Pentagon to release new batch of Iraq torture photos
The Pentagon has pledged to release part of a trove of photographs related to the abuse of prisoners at US detention centres in Iraq and Afghanistan, it has emerged.
The move would be the latest step in a legal saga between the US military and the American Civil Liberties Union, which filed a freedom of information lawsuit in 2004 seeking the release of some 2,000 photographs documenting the abuse of detainees.
In a statement, the ACLU said on Wednesday that the Pentagon had promised to post 198 of these images online by Friday.
Though the administration of President Barack Obama had said it would release the photos back in 2009, Congress passed an exemption to the Freedom of Information Act allowing for images to be withheld if the defence secretary deemed them to threaten national security.
The US government officially opposes publishing the images because it fears they could provoke a violent backlash and place US forces and personnel overseas at heightened risk of attack.
In March 2015, a US judge ordered the government to release the photos, but the Pentagon appealed against that ruling.
The abuse of prisoners has hurt Washington's global standing [Getty] |
However, in November last year, Pentagon chief Ashton Carter declined to re-certify 198 images as posing a risk to national security. Those are the pictures due to be released this week.
The ACLU said it would continue to seek the release of the remaining 1,800 or so images.
"We're still pressing our case for the remaining secret photos," the group said.
US soldiers were implicated in the torture of Iraqi prisoners at Baghdad's Abu Ghraib prison when the US military ran it in 2004, a scandal that first broke when photos showing soldiers abusing detainees were published in US media.
Read more: Inside Abu Ghraib - Meeting Ali Shallal al-Qaisi, the man in the mask |
The abuses include sexual humiliation, physical and sexual abuse, torture, rape, sodomy, and murder, according to human rights groups.
The violations captured on film received widespread condemnation around the globe.

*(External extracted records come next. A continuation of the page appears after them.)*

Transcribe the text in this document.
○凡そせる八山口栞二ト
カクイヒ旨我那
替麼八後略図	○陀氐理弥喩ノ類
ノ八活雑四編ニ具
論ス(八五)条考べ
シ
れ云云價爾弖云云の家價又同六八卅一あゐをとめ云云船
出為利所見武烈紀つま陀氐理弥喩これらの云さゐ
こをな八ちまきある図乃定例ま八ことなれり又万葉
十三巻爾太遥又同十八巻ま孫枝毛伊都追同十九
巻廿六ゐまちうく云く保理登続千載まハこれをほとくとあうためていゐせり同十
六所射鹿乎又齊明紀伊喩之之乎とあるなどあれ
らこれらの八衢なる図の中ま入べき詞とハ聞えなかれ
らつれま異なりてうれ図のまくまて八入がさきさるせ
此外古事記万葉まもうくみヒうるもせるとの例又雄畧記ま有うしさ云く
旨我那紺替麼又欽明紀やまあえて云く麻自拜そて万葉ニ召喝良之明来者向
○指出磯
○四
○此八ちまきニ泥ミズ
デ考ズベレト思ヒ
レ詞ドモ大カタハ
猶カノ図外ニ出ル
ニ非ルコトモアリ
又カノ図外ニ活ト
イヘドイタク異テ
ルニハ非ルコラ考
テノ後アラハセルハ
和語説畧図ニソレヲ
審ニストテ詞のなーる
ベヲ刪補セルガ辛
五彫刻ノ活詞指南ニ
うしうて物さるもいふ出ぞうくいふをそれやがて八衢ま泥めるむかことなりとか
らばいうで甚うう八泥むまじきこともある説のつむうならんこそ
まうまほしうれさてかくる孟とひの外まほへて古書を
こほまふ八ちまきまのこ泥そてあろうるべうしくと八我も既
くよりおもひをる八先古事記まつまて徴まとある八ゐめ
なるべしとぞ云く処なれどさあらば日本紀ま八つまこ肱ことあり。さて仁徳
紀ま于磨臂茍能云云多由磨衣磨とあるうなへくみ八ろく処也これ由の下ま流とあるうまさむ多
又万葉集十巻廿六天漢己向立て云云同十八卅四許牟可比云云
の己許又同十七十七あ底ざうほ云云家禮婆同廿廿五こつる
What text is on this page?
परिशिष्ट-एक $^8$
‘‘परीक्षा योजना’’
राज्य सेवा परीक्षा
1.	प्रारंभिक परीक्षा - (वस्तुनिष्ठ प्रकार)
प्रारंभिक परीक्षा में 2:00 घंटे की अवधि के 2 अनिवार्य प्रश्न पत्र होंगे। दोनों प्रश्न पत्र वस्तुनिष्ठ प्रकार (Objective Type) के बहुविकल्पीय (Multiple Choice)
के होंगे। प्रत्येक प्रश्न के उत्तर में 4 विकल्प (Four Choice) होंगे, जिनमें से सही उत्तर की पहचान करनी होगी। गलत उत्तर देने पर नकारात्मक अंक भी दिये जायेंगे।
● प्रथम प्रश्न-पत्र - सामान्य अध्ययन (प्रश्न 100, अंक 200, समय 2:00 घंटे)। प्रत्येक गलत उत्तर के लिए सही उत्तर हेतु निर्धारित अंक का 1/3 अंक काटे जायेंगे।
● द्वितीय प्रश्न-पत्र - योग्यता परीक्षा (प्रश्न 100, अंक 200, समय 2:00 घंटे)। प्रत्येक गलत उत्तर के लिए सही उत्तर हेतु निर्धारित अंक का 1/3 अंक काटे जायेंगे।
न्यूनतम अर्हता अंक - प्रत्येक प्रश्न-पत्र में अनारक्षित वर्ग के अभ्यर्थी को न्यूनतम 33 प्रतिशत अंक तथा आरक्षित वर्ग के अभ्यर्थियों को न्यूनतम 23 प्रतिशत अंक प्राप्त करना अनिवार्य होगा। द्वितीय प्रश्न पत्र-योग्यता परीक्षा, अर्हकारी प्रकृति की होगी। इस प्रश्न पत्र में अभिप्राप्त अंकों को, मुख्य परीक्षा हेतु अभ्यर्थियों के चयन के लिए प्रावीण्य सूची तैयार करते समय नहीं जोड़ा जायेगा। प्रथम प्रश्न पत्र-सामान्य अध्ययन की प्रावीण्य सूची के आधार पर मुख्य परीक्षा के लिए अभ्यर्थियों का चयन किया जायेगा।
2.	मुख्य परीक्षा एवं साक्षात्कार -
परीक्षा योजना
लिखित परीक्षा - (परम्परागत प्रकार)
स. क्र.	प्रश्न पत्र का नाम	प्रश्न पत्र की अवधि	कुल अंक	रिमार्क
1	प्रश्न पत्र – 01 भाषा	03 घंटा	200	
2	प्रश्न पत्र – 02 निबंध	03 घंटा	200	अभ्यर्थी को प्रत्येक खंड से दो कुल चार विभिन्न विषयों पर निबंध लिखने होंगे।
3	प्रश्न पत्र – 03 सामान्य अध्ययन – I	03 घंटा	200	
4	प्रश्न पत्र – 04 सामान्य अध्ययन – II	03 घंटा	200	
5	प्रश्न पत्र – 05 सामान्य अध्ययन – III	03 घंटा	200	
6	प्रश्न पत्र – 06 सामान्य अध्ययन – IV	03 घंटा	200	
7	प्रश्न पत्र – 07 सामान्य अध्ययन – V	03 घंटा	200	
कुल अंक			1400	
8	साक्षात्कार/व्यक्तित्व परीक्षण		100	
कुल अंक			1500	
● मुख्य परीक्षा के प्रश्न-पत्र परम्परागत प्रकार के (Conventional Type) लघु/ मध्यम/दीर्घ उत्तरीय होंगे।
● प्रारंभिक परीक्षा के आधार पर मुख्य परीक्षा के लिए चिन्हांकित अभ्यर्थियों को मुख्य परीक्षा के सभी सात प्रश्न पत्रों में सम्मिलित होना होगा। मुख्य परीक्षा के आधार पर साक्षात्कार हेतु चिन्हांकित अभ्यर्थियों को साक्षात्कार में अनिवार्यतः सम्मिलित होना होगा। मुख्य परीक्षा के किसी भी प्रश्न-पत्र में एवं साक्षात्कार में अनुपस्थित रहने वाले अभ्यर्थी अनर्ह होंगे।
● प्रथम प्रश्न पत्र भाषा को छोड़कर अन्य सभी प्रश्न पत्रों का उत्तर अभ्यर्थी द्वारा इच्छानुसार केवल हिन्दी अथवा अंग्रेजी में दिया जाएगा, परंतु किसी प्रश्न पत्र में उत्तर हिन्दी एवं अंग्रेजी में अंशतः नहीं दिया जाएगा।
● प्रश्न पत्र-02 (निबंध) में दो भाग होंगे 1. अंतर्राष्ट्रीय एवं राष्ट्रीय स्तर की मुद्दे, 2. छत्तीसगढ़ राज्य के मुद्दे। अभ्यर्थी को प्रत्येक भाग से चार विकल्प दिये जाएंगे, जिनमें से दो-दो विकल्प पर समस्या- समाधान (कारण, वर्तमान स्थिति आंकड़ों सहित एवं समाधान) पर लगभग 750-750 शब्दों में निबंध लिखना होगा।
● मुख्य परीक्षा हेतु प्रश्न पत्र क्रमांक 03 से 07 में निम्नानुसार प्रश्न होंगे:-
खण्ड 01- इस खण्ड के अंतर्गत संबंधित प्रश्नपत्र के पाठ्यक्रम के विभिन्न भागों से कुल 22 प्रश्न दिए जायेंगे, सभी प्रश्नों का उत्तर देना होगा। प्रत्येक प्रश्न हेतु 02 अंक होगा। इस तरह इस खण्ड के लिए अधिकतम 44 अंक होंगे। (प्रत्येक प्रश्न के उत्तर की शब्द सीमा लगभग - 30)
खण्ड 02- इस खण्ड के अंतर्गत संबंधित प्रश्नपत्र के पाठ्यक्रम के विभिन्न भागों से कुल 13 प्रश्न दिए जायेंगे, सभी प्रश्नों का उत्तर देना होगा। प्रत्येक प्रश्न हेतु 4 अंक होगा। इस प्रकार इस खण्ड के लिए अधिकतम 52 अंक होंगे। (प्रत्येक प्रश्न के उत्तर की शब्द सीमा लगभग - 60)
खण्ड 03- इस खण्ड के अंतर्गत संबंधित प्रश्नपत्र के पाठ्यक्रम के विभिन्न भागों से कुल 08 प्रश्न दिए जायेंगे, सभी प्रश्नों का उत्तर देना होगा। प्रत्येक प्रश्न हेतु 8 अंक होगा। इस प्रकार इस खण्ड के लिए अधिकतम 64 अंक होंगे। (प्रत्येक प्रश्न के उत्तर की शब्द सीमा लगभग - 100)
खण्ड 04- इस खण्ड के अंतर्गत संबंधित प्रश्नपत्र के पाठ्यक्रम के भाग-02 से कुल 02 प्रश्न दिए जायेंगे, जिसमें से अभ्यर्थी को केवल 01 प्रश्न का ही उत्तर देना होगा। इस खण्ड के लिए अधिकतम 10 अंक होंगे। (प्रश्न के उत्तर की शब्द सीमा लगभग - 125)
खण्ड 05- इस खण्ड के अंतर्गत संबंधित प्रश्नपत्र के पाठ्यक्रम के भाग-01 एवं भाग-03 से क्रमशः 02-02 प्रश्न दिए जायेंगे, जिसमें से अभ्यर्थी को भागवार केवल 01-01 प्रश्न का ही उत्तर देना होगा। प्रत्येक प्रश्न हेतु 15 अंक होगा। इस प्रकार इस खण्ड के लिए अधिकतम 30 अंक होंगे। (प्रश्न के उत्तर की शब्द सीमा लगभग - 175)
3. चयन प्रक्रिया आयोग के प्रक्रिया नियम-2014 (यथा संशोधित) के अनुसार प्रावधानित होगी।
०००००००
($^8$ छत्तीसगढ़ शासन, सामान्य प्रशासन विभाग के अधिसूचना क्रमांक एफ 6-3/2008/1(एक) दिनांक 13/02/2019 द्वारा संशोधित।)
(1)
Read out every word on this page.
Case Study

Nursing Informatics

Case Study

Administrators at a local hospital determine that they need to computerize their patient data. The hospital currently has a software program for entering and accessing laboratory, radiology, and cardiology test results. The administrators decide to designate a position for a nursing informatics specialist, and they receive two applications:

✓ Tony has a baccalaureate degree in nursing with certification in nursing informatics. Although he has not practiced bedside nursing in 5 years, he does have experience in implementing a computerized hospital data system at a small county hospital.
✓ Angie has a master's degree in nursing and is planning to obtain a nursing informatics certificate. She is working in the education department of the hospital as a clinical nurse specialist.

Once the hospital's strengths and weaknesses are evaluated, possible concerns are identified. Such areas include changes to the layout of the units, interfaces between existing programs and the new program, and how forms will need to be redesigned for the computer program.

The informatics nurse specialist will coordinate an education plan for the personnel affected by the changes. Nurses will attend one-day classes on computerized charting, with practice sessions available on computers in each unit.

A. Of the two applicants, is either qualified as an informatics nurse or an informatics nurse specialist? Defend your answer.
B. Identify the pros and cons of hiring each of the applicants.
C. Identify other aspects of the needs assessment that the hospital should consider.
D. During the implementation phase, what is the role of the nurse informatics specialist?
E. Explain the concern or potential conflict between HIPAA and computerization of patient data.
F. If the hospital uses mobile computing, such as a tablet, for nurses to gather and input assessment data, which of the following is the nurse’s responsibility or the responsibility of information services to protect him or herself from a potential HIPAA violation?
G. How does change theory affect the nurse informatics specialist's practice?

Last year, the man in the most famous image from the abuse scandal gave a rare interview to The New Arab, describing his harrowing ordeal during his detention.
Between 2004 and 2006, 11 soldiers - including Lynndie England, who was seen smiling beside naked prisoners being subjected to sexual abuse - were convicted in court martials.
The photos from Afghanistan are related to the notorious Bagram prison, where guards tortured detainees so badly that two died from abuse in 2002, one of them a taxi driver who even interrogators later admitted was probably just in the wrong place at the wrong time.